Udvar-Hazy a eu plus de succès. Les clones de Willow sont nés en 2019, moins d’un an après sa mort. Le défi pour Udvar-Hazy était de gagner le cœur et l’esprit de ses adeptes. Les commentaires sous l’annonce du clonage de Willow par Udvar-Hazy sont parfois vicieux – certains followers l’ont réprimandée, et beaucoup ont dit qu’ils devraient l’unfollower. « Il y a beaucoup de gens grossiers, méchants et très critiques dans la communauté des chiens-loups », explique Mme Udvar-Hazy.
Les critiques ont souvent soulevé des inquiétudes quant à l’éthique du clonage des animaux de compagnie, car il implique de soumettre des animaux de substitution au difficile processus de FIV. En outre, certains affirment que cela semble décadent, étant donné que 6,3 millions d’animaux entrent dans les refuges américains chaque année. (Rodriguez dit qu’un certain nombre de comptes d’animaux clonés sur Instagram – y compris son propre compte de chat, @holdtheclone – sont gérés par des membres du personnel de ViaGen. « Si nous avons un client qui a plus de clones nés qu’il ne peut en prendre, nous nous adressons toujours à notre personnel en premier », dit-elle).

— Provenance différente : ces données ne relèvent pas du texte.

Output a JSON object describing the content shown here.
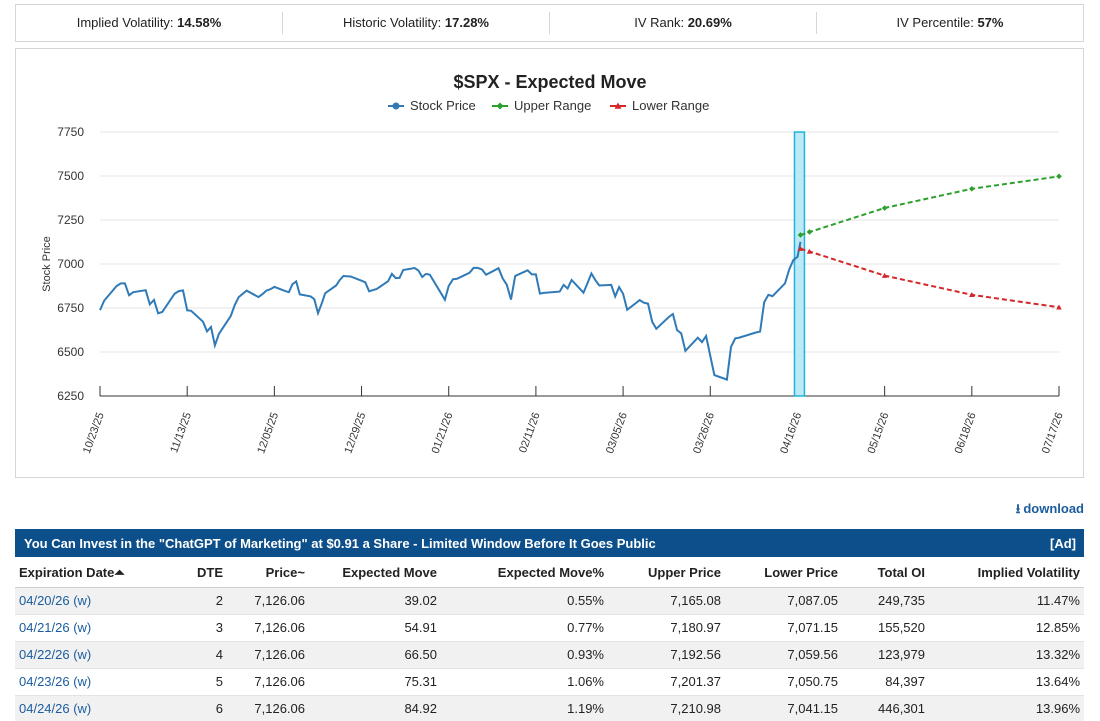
{
  "stats": [
    {
      "label": "Implied Volatility:",
      "value": "14.58%"
    },
    {
      "label": "Historic Volatility:",
      "value": "17.28%"
    },
    {
      "label": "IV Rank:",
      "value": "20.69%"
    },
    {
      "label": "IV Percentile:",
      "value": "57%"
    }
  ],
  "chart_data": {
    "type": "line",
    "title": "$SPX - Expected Move",
    "ylabel": "Stock Price",
    "ylim": [
      6250,
      7750
    ],
    "yticks": [
      6250,
      6500,
      6750,
      7000,
      7250,
      7500,
      7750
    ],
    "grid": true,
    "legend_position": "top-center",
    "xtick_labels": [
      "10/23/25",
      "11/13/25",
      "12/05/25",
      "12/29/25",
      "01/21/26",
      "02/11/26",
      "03/05/26",
      "03/26/26",
      "04/16/26",
      "05/15/26",
      "06/18/26",
      "07/17/26"
    ],
    "xtick_dates": [
      "2025-10-23",
      "2025-11-13",
      "2025-12-05",
      "2025-12-29",
      "2026-01-21",
      "2026-02-11",
      "2026-03-05",
      "2026-03-26",
      "2026-04-16",
      "2026-05-15",
      "2026-06-18",
      "2026-07-17"
    ],
    "highlight_date": "2026-04-17",
    "series": [
      {
        "name": "Stock Price",
        "color": "#2f7ab7",
        "marker": "circle",
        "style": "solid",
        "points": [
          [
            "2025-10-23",
            6738
          ],
          [
            "2025-10-24",
            6792
          ],
          [
            "2025-10-27",
            6875
          ],
          [
            "2025-10-28",
            6890
          ],
          [
            "2025-10-29",
            6890
          ],
          [
            "2025-10-30",
            6822
          ],
          [
            "2025-10-31",
            6840
          ],
          [
            "2025-11-03",
            6851
          ],
          [
            "2025-11-04",
            6771
          ],
          [
            "2025-11-05",
            6796
          ],
          [
            "2025-11-06",
            6720
          ],
          [
            "2025-11-07",
            6728
          ],
          [
            "2025-11-10",
            6832
          ],
          [
            "2025-11-11",
            6846
          ],
          [
            "2025-11-12",
            6850
          ],
          [
            "2025-11-13",
            6737
          ],
          [
            "2025-11-14",
            6734
          ],
          [
            "2025-11-17",
            6672
          ],
          [
            "2025-11-18",
            6617
          ],
          [
            "2025-11-19",
            6642
          ],
          [
            "2025-11-20",
            6538
          ],
          [
            "2025-11-21",
            6602
          ],
          [
            "2025-11-24",
            6705
          ],
          [
            "2025-11-25",
            6766
          ],
          [
            "2025-11-26",
            6812
          ],
          [
            "2025-11-28",
            6849
          ],
          [
            "2025-12-01",
            6812
          ],
          [
            "2025-12-02",
            6829
          ],
          [
            "2025-12-03",
            6849
          ],
          [
            "2025-12-04",
            6857
          ],
          [
            "2025-12-05",
            6870
          ],
          [
            "2025-12-08",
            6846
          ],
          [
            "2025-12-09",
            6840
          ],
          [
            "2025-12-10",
            6886
          ],
          [
            "2025-12-11",
            6901
          ],
          [
            "2025-12-12",
            6827
          ],
          [
            "2025-12-15",
            6816
          ],
          [
            "2025-12-16",
            6800
          ],
          [
            "2025-12-17",
            6721
          ],
          [
            "2025-12-18",
            6774
          ],
          [
            "2025-12-19",
            6834
          ],
          [
            "2025-12-22",
            6878
          ],
          [
            "2025-12-23",
            6909
          ],
          [
            "2025-12-24",
            6932
          ],
          [
            "2025-12-26",
            6929
          ],
          [
            "2025-12-29",
            6905
          ],
          [
            "2025-12-30",
            6896
          ],
          [
            "2025-12-31",
            6845
          ],
          [
            "2026-01-02",
            6858
          ],
          [
            "2026-01-05",
            6902
          ],
          [
            "2026-01-06",
            6944
          ],
          [
            "2026-01-07",
            6920
          ],
          [
            "2026-01-08",
            6921
          ],
          [
            "2026-01-09",
            6966
          ],
          [
            "2026-01-12",
            6977
          ],
          [
            "2026-01-13",
            6963
          ],
          [
            "2026-01-14",
            6926
          ],
          [
            "2026-01-15",
            6944
          ],
          [
            "2026-01-16",
            6940
          ],
          [
            "2026-01-20",
            6797
          ],
          [
            "2026-01-21",
            6875
          ],
          [
            "2026-01-22",
            6913
          ],
          [
            "2026-01-23",
            6916
          ],
          [
            "2026-01-26",
            6950
          ],
          [
            "2026-01-27",
            6978
          ],
          [
            "2026-01-28",
            6978
          ],
          [
            "2026-01-29",
            6969
          ],
          [
            "2026-01-30",
            6939
          ],
          [
            "2026-02-02",
            6976
          ],
          [
            "2026-02-03",
            6918
          ],
          [
            "2026-02-04",
            6882
          ],
          [
            "2026-02-05",
            6798
          ],
          [
            "2026-02-06",
            6932
          ],
          [
            "2026-02-09",
            6964
          ],
          [
            "2026-02-10",
            6941
          ],
          [
            "2026-02-11",
            6941
          ],
          [
            "2026-02-12",
            6832
          ],
          [
            "2026-02-13",
            6836
          ],
          [
            "2026-02-17",
            6843
          ],
          [
            "2026-02-18",
            6881
          ],
          [
            "2026-02-19",
            6861
          ],
          [
            "2026-02-20",
            6909
          ],
          [
            "2026-02-23",
            6837
          ],
          [
            "2026-02-24",
            6890
          ],
          [
            "2026-02-25",
            6946
          ],
          [
            "2026-02-26",
            6908
          ],
          [
            "2026-02-27",
            6878
          ],
          [
            "2026-03-02",
            6881
          ],
          [
            "2026-03-03",
            6816
          ],
          [
            "2026-03-04",
            6869
          ],
          [
            "2026-03-05",
            6830
          ],
          [
            "2026-03-06",
            6740
          ],
          [
            "2026-03-09",
            6795
          ],
          [
            "2026-03-10",
            6780
          ],
          [
            "2026-03-11",
            6775
          ],
          [
            "2026-03-12",
            6672
          ],
          [
            "2026-03-13",
            6632
          ],
          [
            "2026-03-16",
            6699
          ],
          [
            "2026-03-17",
            6716
          ],
          [
            "2026-03-18",
            6624
          ],
          [
            "2026-03-19",
            6606
          ],
          [
            "2026-03-20",
            6506
          ],
          [
            "2026-03-23",
            6581
          ],
          [
            "2026-03-24",
            6556
          ],
          [
            "2026-03-25",
            6591
          ],
          [
            "2026-03-26",
            6477
          ],
          [
            "2026-03-27",
            6369
          ],
          [
            "2026-03-30",
            6343
          ],
          [
            "2026-03-31",
            6529
          ],
          [
            "2026-04-01",
            6577
          ],
          [
            "2026-04-02",
            6582
          ],
          [
            "2026-04-06",
            6611
          ],
          [
            "2026-04-07",
            6616
          ],
          [
            "2026-04-08",
            6783
          ],
          [
            "2026-04-09",
            6825
          ],
          [
            "2026-04-10",
            6817
          ],
          [
            "2026-04-13",
            6890
          ],
          [
            "2026-04-14",
            6969
          ],
          [
            "2026-04-15",
            7022
          ],
          [
            "2026-04-16",
            7041
          ],
          [
            "2026-04-17",
            7126
          ]
        ]
      },
      {
        "name": "Upper Range",
        "color": "#2ca02c",
        "marker": "diamond",
        "style": "dashed",
        "points": [
          [
            "2026-04-17",
            7165
          ],
          [
            "2026-04-20",
            7182
          ],
          [
            "2026-05-15",
            7318
          ],
          [
            "2026-06-18",
            7427
          ],
          [
            "2026-07-17",
            7498
          ]
        ]
      },
      {
        "name": "Lower Range",
        "color": "#d62728",
        "marker": "triangle",
        "style": "dashed",
        "points": [
          [
            "2026-04-17",
            7087
          ],
          [
            "2026-04-20",
            7071
          ],
          [
            "2026-05-15",
            6934
          ],
          [
            "2026-06-18",
            6825
          ],
          [
            "2026-07-17",
            6754
          ]
        ]
      }
    ]
  },
  "download_label": "download",
  "ad": {
    "text": "You Can Invest in the \"ChatGPT of Marketing\" at $0.91 a Share - Limited Window Before It Goes Public",
    "tag": "[Ad]"
  },
  "table": {
    "headers": [
      "Expiration Date⏶",
      "DTE",
      "Price~",
      "Expected Move",
      "Expected Move%",
      "Upper Price",
      "Lower Price",
      "Total OI",
      "Implied Volatility"
    ],
    "rows": [
      [
        "04/20/26 (w)",
        "2",
        "7,126.06",
        "39.02",
        "0.55%",
        "7,165.08",
        "7,087.05",
        "249,735",
        "11.47%"
      ],
      [
        "04/21/26 (w)",
        "3",
        "7,126.06",
        "54.91",
        "0.77%",
        "7,180.97",
        "7,071.15",
        "155,520",
        "12.85%"
      ],
      [
        "04/22/26 (w)",
        "4",
        "7,126.06",
        "66.50",
        "0.93%",
        "7,192.56",
        "7,059.56",
        "123,979",
        "13.32%"
      ],
      [
        "04/23/26 (w)",
        "5",
        "7,126.06",
        "75.31",
        "1.06%",
        "7,201.37",
        "7,050.75",
        "84,397",
        "13.64%"
      ],
      [
        "04/24/26 (w)",
        "6",
        "7,126.06",
        "84.92",
        "1.19%",
        "7,210.98",
        "7,041.15",
        "446,301",
        "13.96%"
      ]
    ]
  }
}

Malgré les controverses entourant le clonage, les influenceurs semblent toujours désireux de s’inscrire au processus. Si l’équipe de Tinkerbelle a refusé les demandes de commentaires, d’autres sont plus ouverts sur leurs intentions. « Je vais certainement cloner Bentley dans un avenir proche », déclare Violet (un pseudonyme), qui se cache derrière @bullygeek. Bentley, le bouledogue américain qui était au centre du compte lors de son lancement, est décédé en 2020 ; le compte est désormais dédié à Mayo, le bouledogue français (non clone) de Violet. « Ce serait juste un rêve devenu réalité de retrouver Bentley dans ma vie », dit-elle.
« Si quelqu’un gagne sa vie grâce à son animal de compagnie et que, soudain, il disparaît, que fait-il ? »
ViaGen a clairement repéré une opportunité. Rodriguez, citant des raisons de confidentialité, n’a pas voulu faire de commentaires sur le nombre de clones d’influenceurs existants ou sur le type de partenariats rémunérés que l’entreprise a conclus avec les Instagrammeurs. Mais elle voit les influenceurs cloner leurs animaux de compagnie plus souvent à l’avenir.
« Si quelqu’un a gagné sa vie grâce à son animal de compagnie et que, soudainement, son animal disparaît, que fait-il ? », demande-t-elle. Rodriguez a fait remarquer cela aux Instagrammers lors de conférences sur les petfluencer, et a estimé qu’ils ont trouvé son point de vue révélateur. « Ils étaient tous stupéfaits », dit-elle. « Nous avons définitivement eu des clients qui sont allés de l’avant en préservant les cellules ».
Anderson conserve toujours l’ADN de son chat, mais doute qu’elle en fasse quelque chose. « ViaGen conserve les échantillons restants de Chai pour moi par courtoisie, mais je n’ai absolument pas l’intention de cloner à nouveau », dit-elle. Mme Anderson estime qu’elle est maintenant mieux à même de faire son deuil et qu’elle n’aurait pas besoin de cloner un autre animal après sa mort.
Néanmoins, elle a hâte de voir ce que l’avenir réserve à Instagram. « L’idée de perpétuer un animal de compagnie mondialement connu me fascine », dit-elle. « Ce n’est qu’une question de temps avant que l’un d’entre eux ne le fasse ».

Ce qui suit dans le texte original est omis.